La dernière édition parisienne du festival underground américain a révélé toute l'étendue des cultures afro-descendantes.

Un foisonnement de couleurs et de motifs influencé par l'Afrique
Né à Brooklyn en 2005, le festival alternatif Afropunk a essaimé aux quatre coins du monde, d'Atlanta à Londres, de Paris à Johannesburg en l'espace de treize ans. Présent pour la quatrième fois dans la capitale le week-end dernier, l'événement célèbre l'affirmation des cultures noires décomplexées et dénonce toutes formes de discriminations raciales, physiques ou sexuelles. « Ce mouvement traduit la volonté de dire que les Noirs ne sont pas associés à un type de musique en particulier », précise l'essayiste et documentariste Rokhaya Diallo qui a animé une des deux journées. « C'est une manifestation extrêmement bienveillante qui prône une forme de liberté que l'on croise dans le public », poursuit-elle. « J'adore m'apercevoir que le spectacle est autant parmi les festivaliers que sur scène, dans les looks des gens se dégagent quelque chose de spectaculaire. » Ouvert absolument à tout le monde, le succès de la formule repose sur un savant mélange d'une programmation musicale éclectique mêlée à la mode, l'art et la ripaille avec une vingtaine de food trucks.

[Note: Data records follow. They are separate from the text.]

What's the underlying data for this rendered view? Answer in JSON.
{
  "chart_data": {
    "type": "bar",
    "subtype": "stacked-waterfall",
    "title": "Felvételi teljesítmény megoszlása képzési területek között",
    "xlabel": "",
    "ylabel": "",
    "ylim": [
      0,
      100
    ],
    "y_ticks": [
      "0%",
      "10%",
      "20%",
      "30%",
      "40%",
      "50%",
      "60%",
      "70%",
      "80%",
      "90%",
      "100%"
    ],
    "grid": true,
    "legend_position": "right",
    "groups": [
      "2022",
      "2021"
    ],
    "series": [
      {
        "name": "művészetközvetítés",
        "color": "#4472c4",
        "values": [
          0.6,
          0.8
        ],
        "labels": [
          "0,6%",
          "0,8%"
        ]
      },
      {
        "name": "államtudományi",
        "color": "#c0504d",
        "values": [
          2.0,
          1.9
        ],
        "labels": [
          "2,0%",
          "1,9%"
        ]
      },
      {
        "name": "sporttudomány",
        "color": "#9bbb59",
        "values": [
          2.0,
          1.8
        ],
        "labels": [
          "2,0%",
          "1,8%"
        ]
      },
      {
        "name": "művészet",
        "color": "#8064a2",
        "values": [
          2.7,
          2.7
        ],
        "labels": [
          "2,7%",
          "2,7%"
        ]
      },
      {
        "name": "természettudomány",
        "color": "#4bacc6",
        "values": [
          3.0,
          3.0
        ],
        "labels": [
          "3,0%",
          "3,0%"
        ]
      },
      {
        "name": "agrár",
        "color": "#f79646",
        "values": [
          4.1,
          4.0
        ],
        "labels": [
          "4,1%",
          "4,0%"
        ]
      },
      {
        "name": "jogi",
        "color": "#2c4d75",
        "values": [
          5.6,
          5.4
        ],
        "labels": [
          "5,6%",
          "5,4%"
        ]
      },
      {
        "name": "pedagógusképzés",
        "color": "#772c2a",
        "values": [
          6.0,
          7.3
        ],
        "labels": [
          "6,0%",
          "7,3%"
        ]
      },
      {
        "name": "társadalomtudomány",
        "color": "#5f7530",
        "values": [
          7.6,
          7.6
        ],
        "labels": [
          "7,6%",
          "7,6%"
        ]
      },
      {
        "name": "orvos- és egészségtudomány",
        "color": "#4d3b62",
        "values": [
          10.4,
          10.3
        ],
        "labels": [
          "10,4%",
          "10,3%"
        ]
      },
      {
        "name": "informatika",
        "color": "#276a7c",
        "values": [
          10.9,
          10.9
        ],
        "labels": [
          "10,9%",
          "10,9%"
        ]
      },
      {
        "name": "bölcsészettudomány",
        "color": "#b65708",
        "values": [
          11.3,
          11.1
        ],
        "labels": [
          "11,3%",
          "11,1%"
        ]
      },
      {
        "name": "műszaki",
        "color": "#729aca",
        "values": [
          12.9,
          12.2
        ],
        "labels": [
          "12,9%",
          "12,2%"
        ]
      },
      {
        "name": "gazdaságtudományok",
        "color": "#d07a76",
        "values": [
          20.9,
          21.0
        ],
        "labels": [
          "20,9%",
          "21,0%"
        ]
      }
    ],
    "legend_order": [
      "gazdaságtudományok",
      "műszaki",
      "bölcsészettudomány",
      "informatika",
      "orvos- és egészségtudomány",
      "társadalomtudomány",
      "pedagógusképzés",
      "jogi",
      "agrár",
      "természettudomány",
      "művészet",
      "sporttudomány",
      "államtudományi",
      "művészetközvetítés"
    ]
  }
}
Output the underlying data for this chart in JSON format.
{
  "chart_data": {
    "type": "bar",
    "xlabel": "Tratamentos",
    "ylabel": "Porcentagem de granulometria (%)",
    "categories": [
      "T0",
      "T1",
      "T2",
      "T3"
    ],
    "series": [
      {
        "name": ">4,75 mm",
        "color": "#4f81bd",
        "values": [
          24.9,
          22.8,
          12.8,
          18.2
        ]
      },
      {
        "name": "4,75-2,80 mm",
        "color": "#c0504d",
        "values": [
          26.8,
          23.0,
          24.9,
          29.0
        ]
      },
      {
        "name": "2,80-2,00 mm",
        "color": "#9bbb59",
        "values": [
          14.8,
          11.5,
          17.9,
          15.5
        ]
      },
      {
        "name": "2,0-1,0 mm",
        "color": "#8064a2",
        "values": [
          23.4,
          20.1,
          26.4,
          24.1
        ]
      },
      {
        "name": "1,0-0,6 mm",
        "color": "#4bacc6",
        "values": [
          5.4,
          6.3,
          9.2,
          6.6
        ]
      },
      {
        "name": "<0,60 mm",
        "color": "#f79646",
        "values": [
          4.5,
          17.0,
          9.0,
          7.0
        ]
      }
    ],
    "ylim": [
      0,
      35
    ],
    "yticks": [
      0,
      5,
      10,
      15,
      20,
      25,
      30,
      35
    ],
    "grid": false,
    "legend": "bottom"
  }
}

Preuve du succès, la manifestation a déménagé du Trianon à La Villette l'année dernière et affichait complet pour cette édition avec 8 000 personnes aux styles vestimentaires pointus. Poids plume à côté du mastodonte new-yorkais et de ses 90 000 spectateurs, la déclinaison française attire déjà les voisins, du Benelux à la Grande-Bretagne, puisque près de 40 % du public est étranger.